Gage still will compete today, but he won’t be wearing his lucky blue Nike shoes — 13-year-old spikes first worn by his older brother Barry, who won multiple state championships in them.
“I think it’s really cool to make it to the Pasco Invite,” Gage said of qualifying. “Before I hurt myself, I was really hoping I could’ve done well and placed decent, but I guess now all I can really focus on is the state championship.”
Gage picked up the shot put this year to diversify his events, and he has done well at it so far this short season. He threw 46 feet, 8 inches earlier this year and hopes to top 50 feet before the season is over.
“They are slowly getting better and better,” he said of his distances. “(I did it so) I could branch out, I guess.”

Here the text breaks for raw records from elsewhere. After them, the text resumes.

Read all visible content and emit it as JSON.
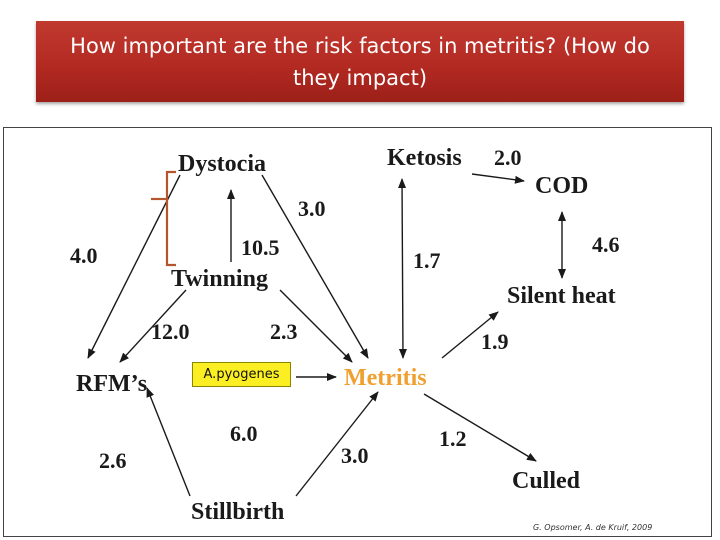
{
  "title": "How important are the risk factors in metritis? (How do they impact)",
  "nodes": {
    "dystocia": "Dystocia",
    "twinning": "Twinning",
    "rfms": "RFM’s",
    "stillbirth": "Stillbirth",
    "metritis": "Metritis",
    "ketosis": "Ketosis",
    "cod": "COD",
    "silent_heat": "Silent heat",
    "culled": "Culled"
  },
  "weights": {
    "dystocia_rfm": "4.0",
    "dystocia_metritis": "3.0",
    "twinning_dystocia": "10.5",
    "twinning_rfm": "12.0",
    "twinning_metritis": "2.3",
    "ketosis_cod": "2.0",
    "ketosis_metritis": "1.7",
    "cod_silent_heat": "4.6",
    "metritis_silent_heat": "1.9",
    "rfm_metritis": "6.0",
    "stillbirth_rfm": "2.6",
    "stillbirth_metritis": "3.0",
    "metritis_culled": "1.2"
  },
  "pathogen_label": "A.pyogenes",
  "credit": "G. Opsomer, A. de Kruif, 2009",
  "colors": {
    "banner": "#b32a22",
    "metritis": "#f0a030",
    "pathogen_box": "#fbee22",
    "bracket": "#b5552e"
  }
}
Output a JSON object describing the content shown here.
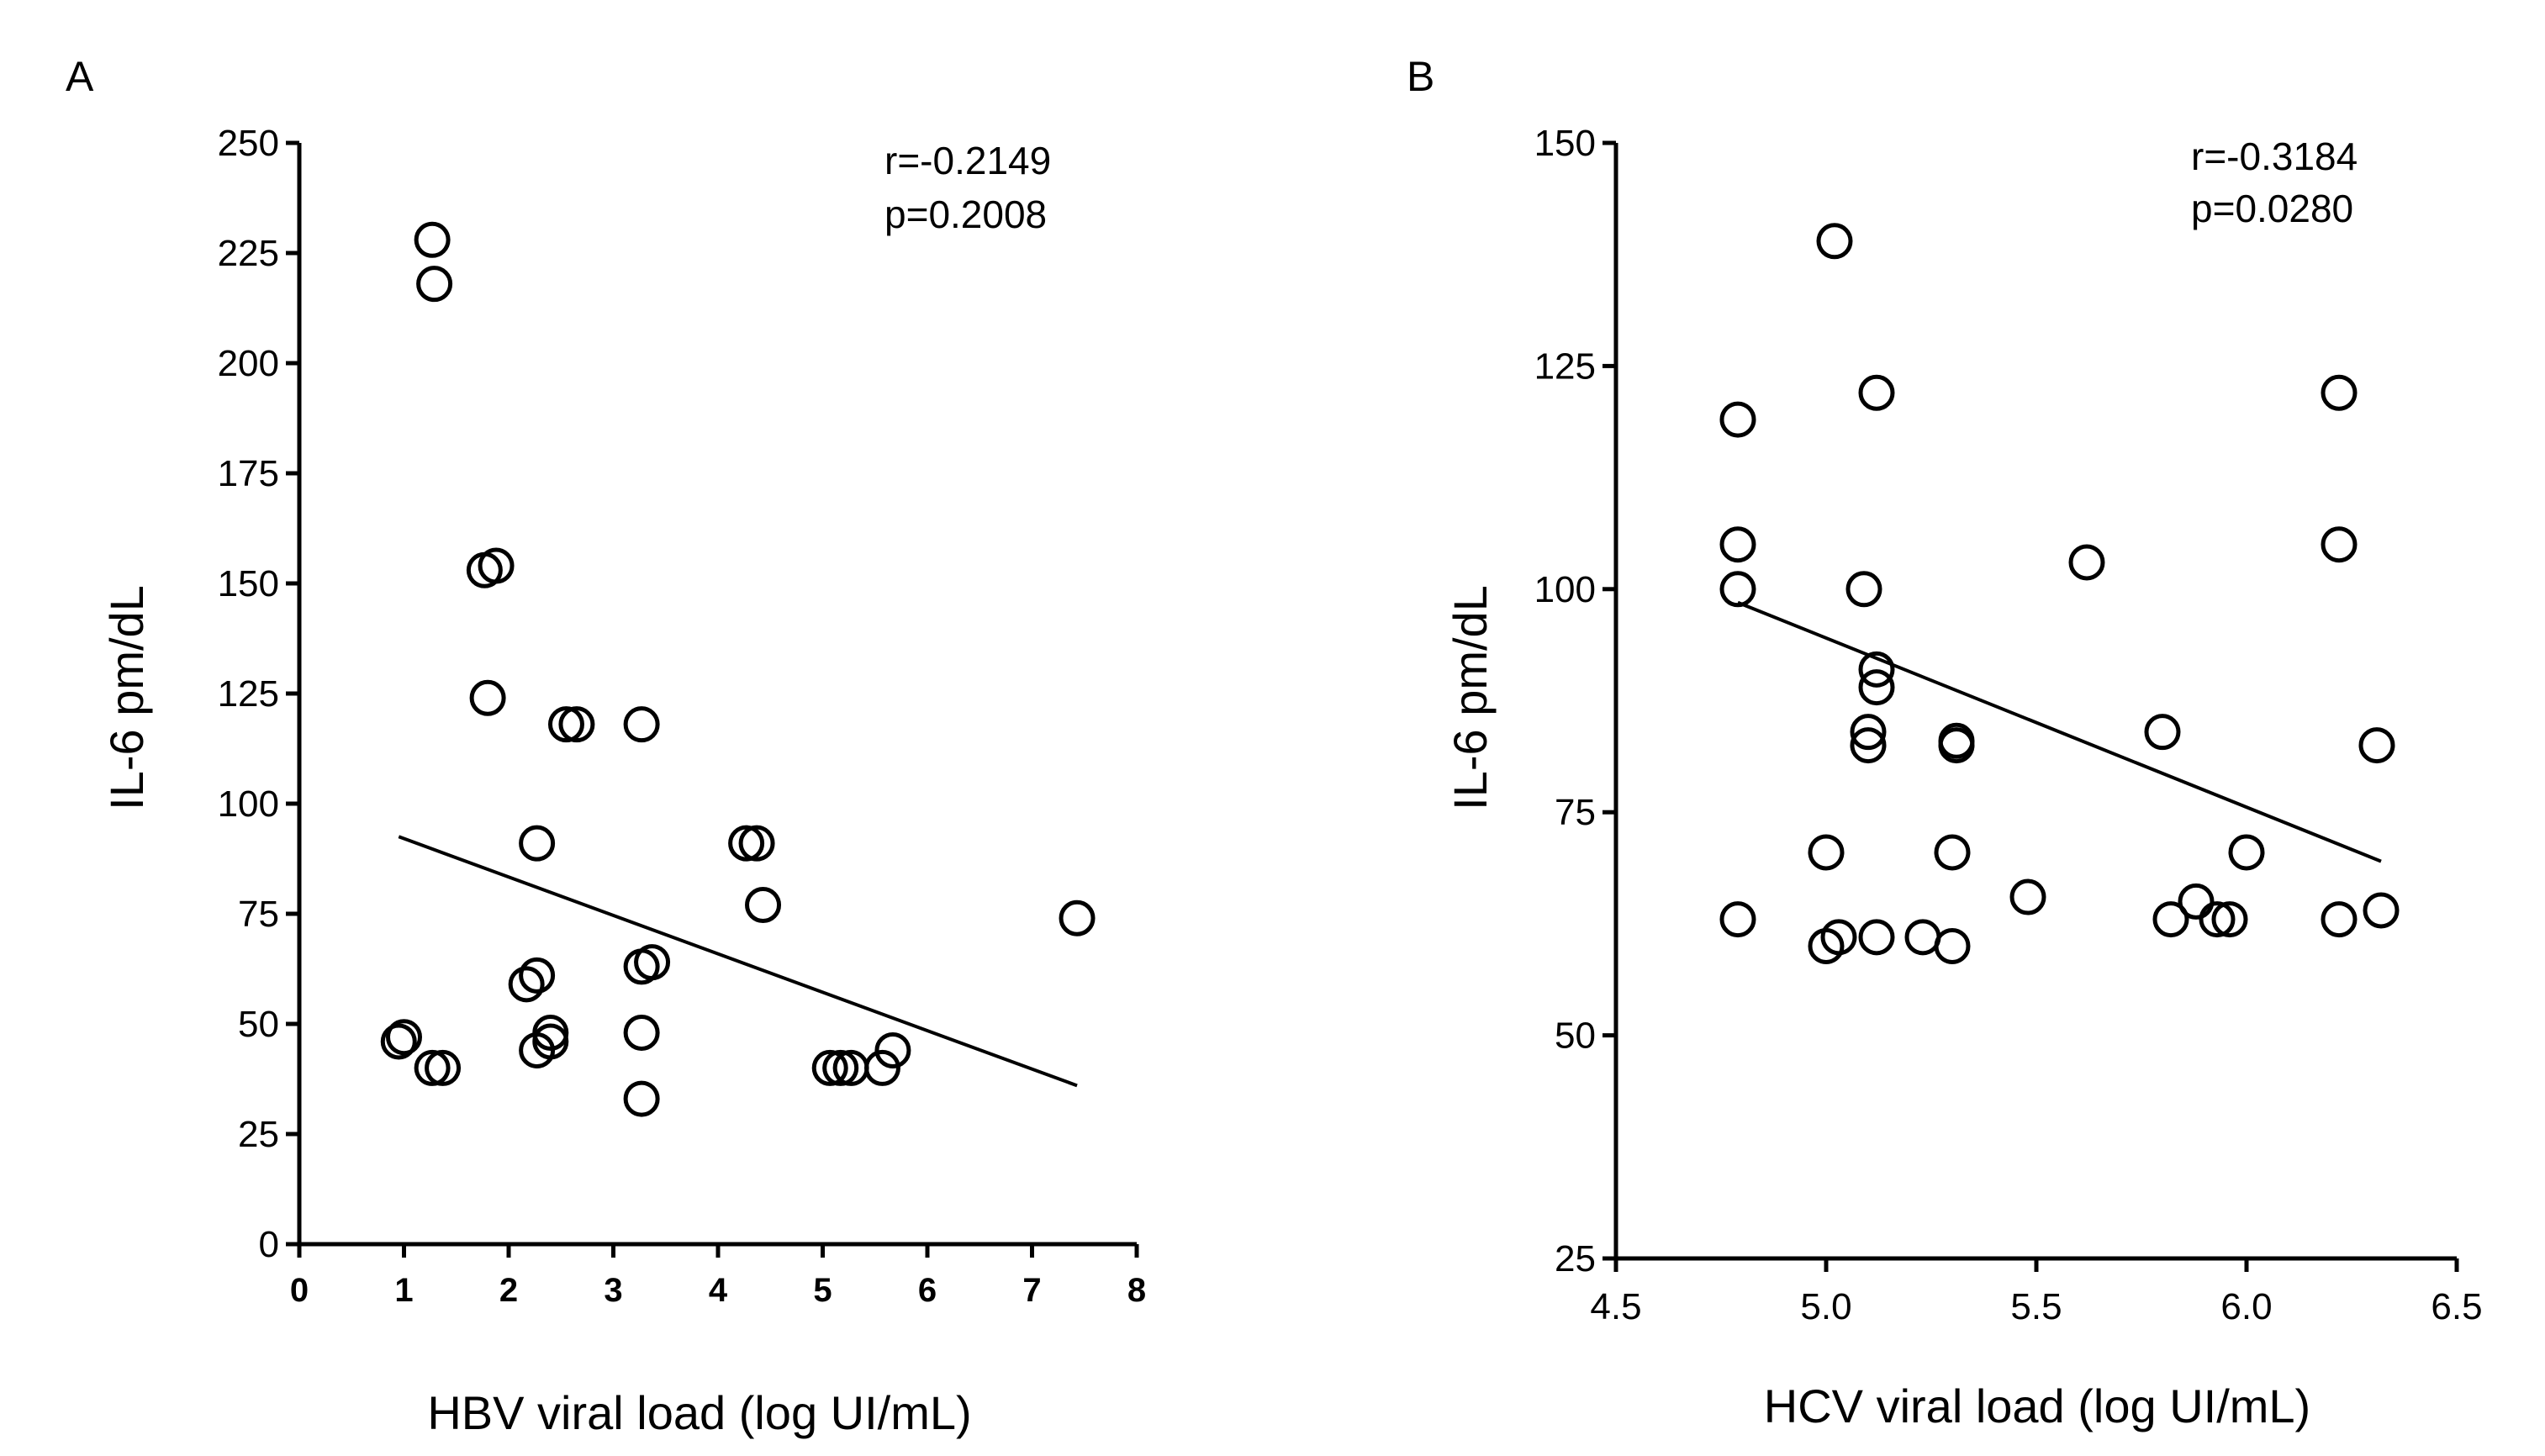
{
  "chart_data": [
    {
      "type": "scatter",
      "panel_label": "A",
      "xlabel": "HBV viral load (log UI/mL)",
      "ylabel": "IL-6 pm/dL",
      "xlim": [
        0,
        8
      ],
      "ylim": [
        0,
        250
      ],
      "xticks": [
        0,
        1,
        2,
        3,
        4,
        5,
        6,
        7,
        8
      ],
      "xtick_labels": [
        "0",
        "1",
        "2",
        "3",
        "4",
        "5",
        "6",
        "7",
        "8"
      ],
      "yticks": [
        0,
        25,
        50,
        75,
        100,
        125,
        150,
        175,
        200,
        225,
        250
      ],
      "ytick_labels": [
        "0",
        "25",
        "50",
        "75",
        "100",
        "125",
        "150",
        "175",
        "200",
        "225",
        "250"
      ],
      "annotation": [
        "r=-0.2149",
        "p=0.2008"
      ],
      "points": [
        [
          1.27,
          228
        ],
        [
          1.29,
          218
        ],
        [
          1.77,
          153
        ],
        [
          1.88,
          154
        ],
        [
          1.8,
          124
        ],
        [
          2.55,
          118
        ],
        [
          2.65,
          118
        ],
        [
          3.27,
          118
        ],
        [
          2.27,
          91
        ],
        [
          4.27,
          91
        ],
        [
          4.37,
          91
        ],
        [
          4.43,
          77
        ],
        [
          7.43,
          74
        ],
        [
          3.27,
          63
        ],
        [
          3.37,
          64
        ],
        [
          2.17,
          59
        ],
        [
          2.27,
          61
        ],
        [
          2.4,
          48
        ],
        [
          2.27,
          44
        ],
        [
          2.4,
          46
        ],
        [
          3.27,
          48
        ],
        [
          0.95,
          46
        ],
        [
          1.0,
          47
        ],
        [
          1.27,
          40
        ],
        [
          1.37,
          40
        ],
        [
          3.27,
          33
        ],
        [
          5.07,
          40
        ],
        [
          5.17,
          40
        ],
        [
          5.27,
          40
        ],
        [
          5.57,
          40
        ],
        [
          5.67,
          44
        ]
      ],
      "regression": {
        "x": [
          0.95,
          7.43
        ],
        "y": [
          92.5,
          36
        ]
      }
    },
    {
      "type": "scatter",
      "panel_label": "B",
      "xlabel": "HCV viral load (log UI/mL)",
      "ylabel": "IL-6 pm/dL",
      "xlim": [
        4.5,
        6.5
      ],
      "ylim": [
        25,
        150
      ],
      "xticks": [
        4.5,
        5.0,
        5.5,
        6.0,
        6.5
      ],
      "xtick_labels": [
        "4.5",
        "5.0",
        "5.5",
        "6.0",
        "6.5"
      ],
      "yticks": [
        25,
        50,
        75,
        100,
        125,
        150
      ],
      "ytick_labels": [
        "25",
        "50",
        "75",
        "100",
        "125",
        "150"
      ],
      "annotation": [
        "r=-0.3184",
        "p=0.0280"
      ],
      "points": [
        [
          5.02,
          139
        ],
        [
          5.12,
          122
        ],
        [
          6.22,
          122
        ],
        [
          4.79,
          119
        ],
        [
          4.79,
          105
        ],
        [
          6.22,
          105
        ],
        [
          4.79,
          100
        ],
        [
          5.09,
          100
        ],
        [
          5.62,
          103
        ],
        [
          5.12,
          91
        ],
        [
          5.12,
          89
        ],
        [
          5.1,
          84
        ],
        [
          5.1,
          82.5
        ],
        [
          5.31,
          83
        ],
        [
          5.31,
          82.5
        ],
        [
          5.8,
          84
        ],
        [
          6.31,
          82.5
        ],
        [
          5.0,
          70.5
        ],
        [
          5.3,
          70.5
        ],
        [
          6.0,
          70.5
        ],
        [
          5.48,
          65.5
        ],
        [
          4.79,
          63
        ],
        [
          5.82,
          63
        ],
        [
          5.88,
          65
        ],
        [
          5.93,
          63
        ],
        [
          5.96,
          63
        ],
        [
          6.22,
          63
        ],
        [
          6.32,
          64
        ],
        [
          5.0,
          60
        ],
        [
          5.03,
          61
        ],
        [
          5.12,
          61
        ],
        [
          5.23,
          61
        ],
        [
          5.3,
          60
        ]
      ],
      "regression": {
        "x": [
          4.79,
          6.32
        ],
        "y": [
          98.5,
          69.5
        ]
      }
    }
  ]
}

Leavitt qualified for the Pasco Invite last year, but popped the same hamstring while trying to clear the second hurdle. It was an injury that changed the dynamic of his junior season, knocking him out until the sub-district meet.
He still went to state, but his dreams of winning a state title and adding his name to the wall listing state champions at his high school were all but dashed because of the injury.
“I was kind of mad when it first happened,” he said. “I kind of jokingly get pressured at school because in the gym they got all the names up there (for state champs). A lot of Leavitts and I’m the only one not up there — yet.
“I thought last year, ‘this was my year to make the state championship.’ ”
After shaking off the disappointment of the injury, he went back to work in the offseason, and his efforts are paying off.
He has earned victories in two of the three meets he has competed in, including running a “near-perfect” race in Ephrata, according to his coach Stuart Allen.
“He is running (personal best times) at the beginning of the year,” Allen said. “He works hard. He doesn’t do other sports besides track. You look at the kid and you are thinking wide receiver or something, but he is down here working out during the winter time.”
That work ethic — shared by the other Leavitt siblings — is what has helped the family to be so successful on the track.
It started with oldest brother Devin, then followed with Barry, who won two state titles in the 110 hurdles and competed at the state level. Next up was Holden, who won state titles in the 110 and 300 hurdles before hanging up his spikes when he graduated high school.
After that was sister Whitney, who is one of a handful of female athletes in Washington history to be a four-time state champion in two events.
She competes at Eastern Washington University and is out this year on a medical red shirt.
Next is Gage, who hopes to share the success his older siblings have earned at Ki-Be. Last but not least is Jacy, a 15-year-old sophomore, who spurned family tradition and has no interest in track.
“(Gage) talks about his brothers, but not necessarily as a pressure situation,” coach Allen said. “It is more of an inspirational thing.”
While neither of the Leavitts’ parents — Lynn and Gwen — were as successful as their kids at running, they did have cousins who competed in the sport.
“The kids were quick, fast runners from the start,” Lynn Leavitt said. “They wanted to pursue it from a very young age. Each child followed the next — they just wanted to compete.”
They’ve definitely done that during the years, and continue to do so today.
Last year, the family got together to watch Whitney compete in a track meet in Spokane.
Afterward, there was a bit of trash talk about who the fastest Leavitt really is.
So off to nearby Shadle Park High School they went, to race one another around a track one more time.
Filling up five lanes, the group decided only to run 75 meters because some of the older siblings were a bit out of shape.
“They all thought they’d win,” their mother said. “It was quite a few years since some had run, so they weren’t as quick as they thought they were.”
Off they went, with Devin pulling up lame, and Gage crossing the finish line first, besting Barry, Whitney and Holden.
It was the first of what Gage hopes are many winning races the next few months.